2. What you will learn in school:
There are several things that you will learn in school at the beginning. Definitely, they do not teach you things that are too technical like programming. Instead, you will teach you a lot more about statistics like counting, sum, probability, statistical description, and so forth. Furthermore, you will learn how to use services such as IBM Statistics – one of the most popular services in Australia – to perform statistical analysis in their collected data. Also, they will teach you how to report your findings in the appropriate statistical format. Once you are more familiar with all the basic terms of statistics, you will learn a bit more about collecting data via surveys or other resources and computing the data. For the computing part, they will teach you how to do some basic programming in R, Python or Matlab – this mostly depends on the school you are studying or plan to study. When you start being familiar with both things above, there are two paths for you – you can choose either one or two. One of them is that they will group you with other students into a group and you guys will need to apply your knowledge to the statistical project. Another one is that you will individually go a bit deeper into some popular statistical algorithms in both data mining and multivariate analysis topics.
This is optional. If you actually choose to learn Data Science, I highly recommend you to choose some related-programming units. This is because it might help you to make more sense of how you will play around your data. Importantly, the programming skill is necessary for three big heroes in section 1.
3. Skills that you need:
I guess you already know which skills you need by reading through two sections above. However, I want to add more in this section.
- Communication – if you cannot present or simplify your findings to stakeholders, your findings are useless. Therefore, this skill is the most important.
- Collaboration – you might need to team up with many people who are responsible for different parts. Thus, collaboration is also important.
- Being creative and curious – data is only the data if you do not know how to transform it into a good story. Therefore, you will need to be creative and always ask questions about the data.

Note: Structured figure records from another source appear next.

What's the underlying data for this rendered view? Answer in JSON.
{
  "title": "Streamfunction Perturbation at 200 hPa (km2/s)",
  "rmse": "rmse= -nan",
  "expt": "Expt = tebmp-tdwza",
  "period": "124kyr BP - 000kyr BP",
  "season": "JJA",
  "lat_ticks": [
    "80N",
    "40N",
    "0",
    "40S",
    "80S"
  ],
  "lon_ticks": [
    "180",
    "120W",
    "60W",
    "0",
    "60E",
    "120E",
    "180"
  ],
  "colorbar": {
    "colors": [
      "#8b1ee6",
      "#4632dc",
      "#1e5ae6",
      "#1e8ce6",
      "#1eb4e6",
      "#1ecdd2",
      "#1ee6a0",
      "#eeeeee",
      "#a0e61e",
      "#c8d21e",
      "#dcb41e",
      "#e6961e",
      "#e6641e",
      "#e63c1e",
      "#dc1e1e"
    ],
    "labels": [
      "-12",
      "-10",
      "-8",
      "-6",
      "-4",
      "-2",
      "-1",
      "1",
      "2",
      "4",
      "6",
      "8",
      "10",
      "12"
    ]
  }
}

- Being patient – in order to find the best fit for a particular scenario, you will need to do a lot of experiments. Importantly, you might need to do one experiment repeatedly with different cases. Therefore, being patient is an important factor that motivates you a lot.
- Statistical analysis – not only dealing with different complicated models or statistical algorithms but you also need to understand clearly the data. When you actually understand the data, you will be more confident to apply the statistical models.
- Research thinking – you will need to read a lot to update what is going on in the industry. Also, you will need to think independently from the researcher’s point of view to find solutions for a particular related-data issue.
- Programming – using services is good at the beginning. However, when you deal with big data set or more complex statistical models, you will need to have a programming skill to implement the models in different infrastructures to gain better performance.
- Technical Writing – reporting your findings is extremely important because it helps other teams, or experts in the industry, understand what you are trying to do or doing. Therefore, you will need to know how to make a clear technical report based on facts and statistical format.